WhisperX known to have so many issues. But it seems that this issue is related to the 4090 GPU and cuda, did you check this: bug-ubuntu-on-wsl2-rtx4090-related-cufft-runtime-error Can you please try the WhisperX package separately and see if it works ?

hirowa commented 2 months ago

I've tried multiple fixes without avail :( Nor WhisperX or Subsai run if I install it via CLI Subsai works on Docker (no diarize), but I'm not that code savvy, so I don't know what's happening.

abdeladim-s commented 2 months ago

Yes in your case it is better to install the project manually to try different settings. But if Docker works and based on the article I sent you above and I can give some suggestion if you want to try ?
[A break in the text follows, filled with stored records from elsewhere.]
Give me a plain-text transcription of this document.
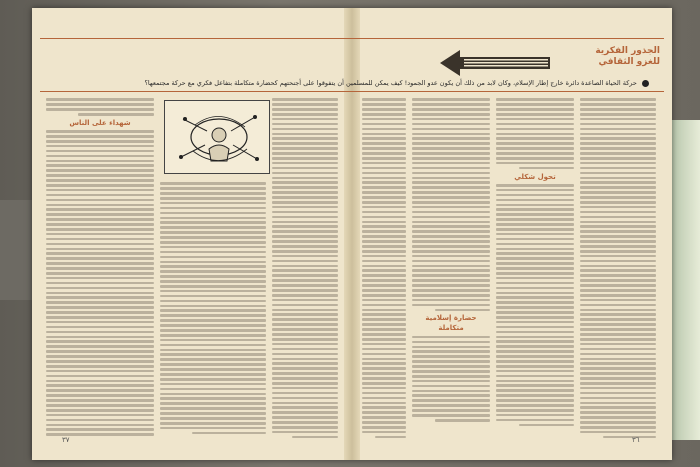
الجذور الفكرية للغزو الثقافي
حركة الحياة الصاعدة دائرة خارج إطار الإسلام، وكان لابد من ذلك أن يكون عدو الجمود! كيف يمكن للمسلمين أن يتفوقوا على أجنحتهم كحضارة متكاملة بتفاعل فكري مع حركة مجتمعها؟
تحول شكلي
حضارة إسلامية متكاملة
شهداء على الناس
٣٧	٣٦
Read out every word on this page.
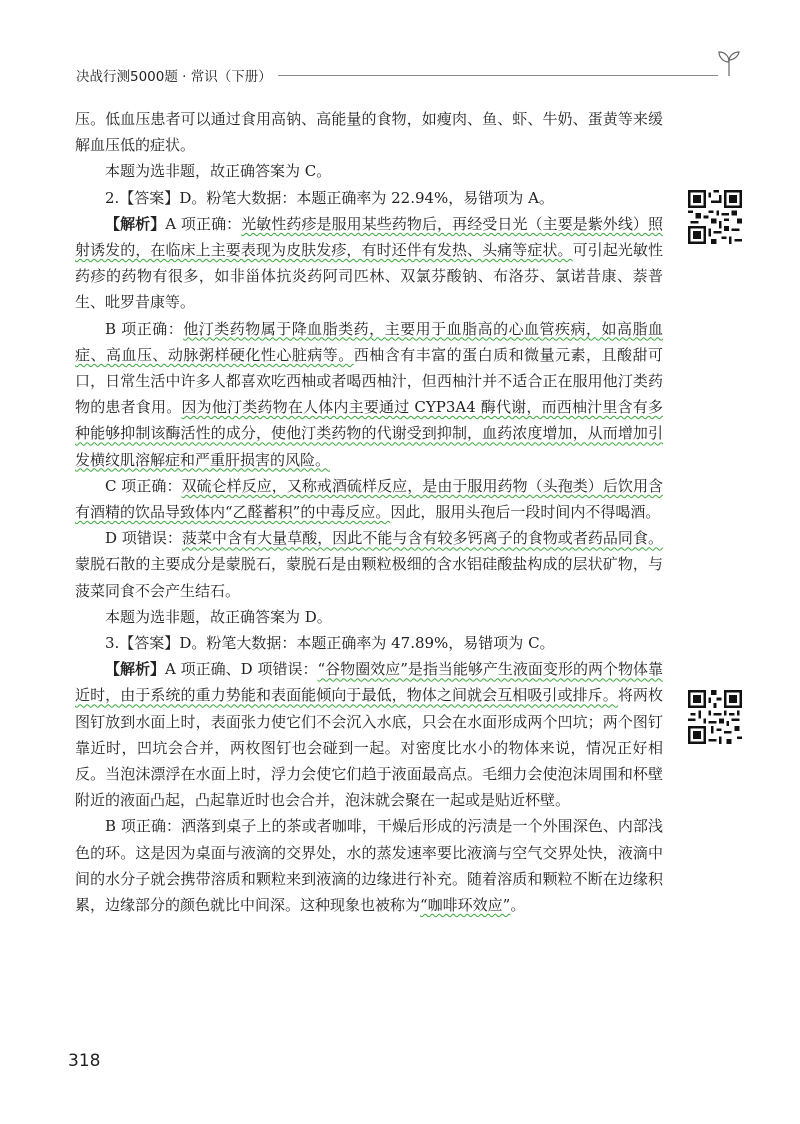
决战行测5000题 · 常识（下册）

压。低血压患者可以通过食用高钠、高能量的食物，如瘦肉、鱼、虾、牛奶、蛋黄等来缓解血压低的症状。

本题为选非题，故正确答案为 C。

2.【答案】D。粉笔大数据：本题正确率为 22.94%，易错项为 A。

【解析】A 项正确：光敏性药疹是服用某些药物后，再经受日光（主要是紫外线）照射诱发的，在临床上主要表现为皮肤发疹，有时还伴有发热、头痛等症状。可引起光敏性药疹的药物有很多，如非甾体抗炎药阿司匹林、双氯芬酸钠、布洛芬、氯诺昔康、萘普生、吡罗昔康等。

B 项正确：他汀类药物属于降血脂类药，主要用于血脂高的心血管疾病，如高脂血症、高血压、动脉粥样硬化性心脏病等。西柚含有丰富的蛋白质和微量元素，且酸甜可口，日常生活中许多人都喜欢吃西柚或者喝西柚汁，但西柚汁并不适合正在服用他汀类药物的患者食用。因为他汀类药物在人体内主要通过 CYP3A4 酶代谢，而西柚汁里含有多种能够抑制该酶活性的成分，使他汀类药物的代谢受到抑制，血药浓度增加，从而增加引发横纹肌溶解症和严重肝损害的风险。

C 项正确：双硫仑样反应，又称戒酒硫样反应，是由于服用药物（头孢类）后饮用含有酒精的饮品导致体内“乙醛蓄积”的中毒反应。因此，服用头孢后一段时间内不得喝酒。

D 项错误：菠菜中含有大量草酸，因此不能与含有较多钙离子的食物或者药品同食。蒙脱石散的主要成分是蒙脱石，蒙脱石是由颗粒极细的含水铝硅酸盐构成的层状矿物，与菠菜同食不会产生结石。

本题为选非题，故正确答案为 D。

3.【答案】D。粉笔大数据：本题正确率为 47.89%，易错项为 C。

【解析】A 项正确、D 项错误：“谷物圈效应”是指当能够产生液面变形的两个物体靠近时，由于系统的重力势能和表面能倾向于最低，物体之间就会互相吸引或排斥。将两枚图钉放到水面上时，表面张力使它们不会沉入水底，只会在水面形成两个凹坑；两个图钉靠近时，凹坑会合并，两枚图钉也会碰到一起。对密度比水小的物体来说，情况正好相反。当泡沫漂浮在水面上时，浮力会使它们趋于液面最高点。毛细力会使泡沫周围和杯壁附近的液面凸起，凸起靠近时也会合并，泡沫就会聚在一起或是贴近杯壁。

B 项正确：洒落到桌子上的茶或者咖啡，干燥后形成的污渍是一个外围深色、内部浅色的环。这是因为桌面与液滴的交界处，水的蒸发速率要比液滴与空气交界处快，液滴中间的水分子就会携带溶质和颗粒来到液滴的边缘进行补充。随着溶质和颗粒不断在边缘积累，边缘部分的颜色就比中间深。这种现象也被称为“咖啡环效应”。

318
hirowa commented 2 months ago

Suggestions are always welcome! Thank you :)

abdeladim-s commented 2 months ago

OK. I think the first thing is to try a different version of cuda, to do this:

  1. Clone the repo
    1. Go to to the docker file and change
      FROM pytorch/pytorch:2.0.1-cuda11.7-cudnn8-runtime

      to another version from the docker hub, maybe try 11.8 :

      pytorch/pytorch:2.1.0-cuda11.8-cudnn8-runtime

      and then rebuild the docker file as you did before.

And see how if that will solve the issue ?

hirowa commented 2 months ago

Hey! I applied this and it worked flawlessly. Thank you very much! Amazing work :)